The United States Is Its Taxes
But keep this in mind: without taxes there is no United States of America, there is no liberty, there are no freedoms. But for taxes we would be living under the Third Reich or the Japanese empire because the Arsenal of Democracy was fueled with taxes.
We live in the Second American Republic—under our Constitution—because the First American Republic failed after seven years. Why did it fail? Because it lacked the power to tax.
That first Republic was financed with voluntary contributions. Think of it as government by bake sale, a technique to raise money that proves ad equate to finance kindergarten parties, but not civil justice, a military, and the public furniture—the commonwealth infrastructure like roads and ports—that enables the creation of private wealth.
The founder of modern conservatism, the British historian and jurist Edmund Burke, wrote in 1793 that “the revenue of the state is the state.” He was and is right. A government is its taxes.

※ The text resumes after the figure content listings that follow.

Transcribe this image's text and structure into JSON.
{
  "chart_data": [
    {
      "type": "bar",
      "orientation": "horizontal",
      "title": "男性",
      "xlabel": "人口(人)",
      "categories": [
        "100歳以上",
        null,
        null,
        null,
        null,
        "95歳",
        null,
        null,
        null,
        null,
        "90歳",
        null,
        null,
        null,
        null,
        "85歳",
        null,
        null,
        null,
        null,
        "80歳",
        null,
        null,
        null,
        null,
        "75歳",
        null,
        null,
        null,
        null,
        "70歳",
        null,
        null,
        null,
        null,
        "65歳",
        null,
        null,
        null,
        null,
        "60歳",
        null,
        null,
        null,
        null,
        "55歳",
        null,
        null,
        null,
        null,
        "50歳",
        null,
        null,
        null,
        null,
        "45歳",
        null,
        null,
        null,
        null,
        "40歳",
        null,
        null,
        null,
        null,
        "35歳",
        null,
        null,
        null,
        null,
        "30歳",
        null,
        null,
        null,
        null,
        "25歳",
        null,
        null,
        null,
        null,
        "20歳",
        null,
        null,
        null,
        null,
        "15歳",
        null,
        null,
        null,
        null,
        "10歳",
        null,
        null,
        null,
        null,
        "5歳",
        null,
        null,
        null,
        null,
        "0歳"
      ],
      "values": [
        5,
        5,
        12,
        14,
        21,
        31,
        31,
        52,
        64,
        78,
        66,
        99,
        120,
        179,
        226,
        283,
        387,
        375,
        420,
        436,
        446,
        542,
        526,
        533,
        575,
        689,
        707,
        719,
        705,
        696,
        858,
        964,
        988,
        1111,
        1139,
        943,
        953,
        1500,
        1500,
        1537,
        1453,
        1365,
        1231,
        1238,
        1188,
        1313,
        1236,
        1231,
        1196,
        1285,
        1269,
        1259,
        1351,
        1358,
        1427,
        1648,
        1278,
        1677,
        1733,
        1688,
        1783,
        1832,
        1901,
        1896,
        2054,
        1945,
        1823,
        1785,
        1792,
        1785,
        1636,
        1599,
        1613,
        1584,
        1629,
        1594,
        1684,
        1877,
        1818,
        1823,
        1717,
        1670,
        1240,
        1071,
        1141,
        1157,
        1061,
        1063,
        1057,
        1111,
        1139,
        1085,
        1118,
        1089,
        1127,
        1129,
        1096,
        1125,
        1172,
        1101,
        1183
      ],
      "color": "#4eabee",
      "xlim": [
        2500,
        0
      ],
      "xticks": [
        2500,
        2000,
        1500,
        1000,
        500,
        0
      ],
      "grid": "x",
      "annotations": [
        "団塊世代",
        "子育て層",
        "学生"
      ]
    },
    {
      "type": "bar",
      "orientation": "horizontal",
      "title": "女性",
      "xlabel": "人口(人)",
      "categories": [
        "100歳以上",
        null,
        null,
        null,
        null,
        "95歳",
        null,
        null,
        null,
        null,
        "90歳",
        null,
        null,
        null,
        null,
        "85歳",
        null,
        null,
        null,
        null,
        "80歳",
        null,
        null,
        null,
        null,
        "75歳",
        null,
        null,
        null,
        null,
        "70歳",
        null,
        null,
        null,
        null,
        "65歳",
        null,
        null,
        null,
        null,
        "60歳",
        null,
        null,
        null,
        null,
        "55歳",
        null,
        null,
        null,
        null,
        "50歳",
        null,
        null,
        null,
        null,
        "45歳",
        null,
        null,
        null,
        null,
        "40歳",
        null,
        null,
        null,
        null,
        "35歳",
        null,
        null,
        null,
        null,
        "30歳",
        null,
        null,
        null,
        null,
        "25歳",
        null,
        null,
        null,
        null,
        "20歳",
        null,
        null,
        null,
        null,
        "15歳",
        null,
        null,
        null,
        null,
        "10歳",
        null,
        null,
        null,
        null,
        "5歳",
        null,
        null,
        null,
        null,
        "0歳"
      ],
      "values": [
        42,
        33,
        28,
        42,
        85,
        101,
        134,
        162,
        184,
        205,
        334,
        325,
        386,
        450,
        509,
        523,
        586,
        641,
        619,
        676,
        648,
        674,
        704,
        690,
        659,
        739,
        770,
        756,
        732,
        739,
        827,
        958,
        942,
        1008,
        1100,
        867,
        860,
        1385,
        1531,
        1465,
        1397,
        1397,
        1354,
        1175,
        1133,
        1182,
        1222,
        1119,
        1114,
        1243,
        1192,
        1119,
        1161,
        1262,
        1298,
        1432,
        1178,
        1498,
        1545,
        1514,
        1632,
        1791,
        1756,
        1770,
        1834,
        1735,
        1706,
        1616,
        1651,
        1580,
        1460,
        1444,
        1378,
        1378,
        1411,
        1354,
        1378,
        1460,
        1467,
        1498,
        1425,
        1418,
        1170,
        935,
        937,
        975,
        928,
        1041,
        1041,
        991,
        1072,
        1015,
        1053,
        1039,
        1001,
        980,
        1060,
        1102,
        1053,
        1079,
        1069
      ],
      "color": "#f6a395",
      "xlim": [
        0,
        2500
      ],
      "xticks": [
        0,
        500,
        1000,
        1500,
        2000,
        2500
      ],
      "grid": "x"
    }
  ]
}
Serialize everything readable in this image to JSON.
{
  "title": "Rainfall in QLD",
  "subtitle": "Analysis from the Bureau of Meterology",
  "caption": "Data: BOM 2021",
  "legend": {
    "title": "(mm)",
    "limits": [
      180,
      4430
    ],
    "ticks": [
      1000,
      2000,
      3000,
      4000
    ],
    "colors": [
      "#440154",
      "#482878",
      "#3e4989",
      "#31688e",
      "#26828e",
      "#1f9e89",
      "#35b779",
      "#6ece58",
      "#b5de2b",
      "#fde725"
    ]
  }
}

We voted for the politicians who created our tax system. If you don’t like the way our tax system is these days—and I certainly do not—put the blame where it belongs. Blame yourself and your fellow Americans who voted in these politicians or, by not exercising their franchise whether through laziness or denial of their right to vote, allowed our politicians to gain and hold onto office. Take responsibility for our tax system. If you want a better system, then elect politicians who will create a system to your liking.
And, please, don’t get taken in by this fundamentally dishonest propaganda promoted every year by the Tax Foundation and spread by journalists who know a cheap and easy story when they see one.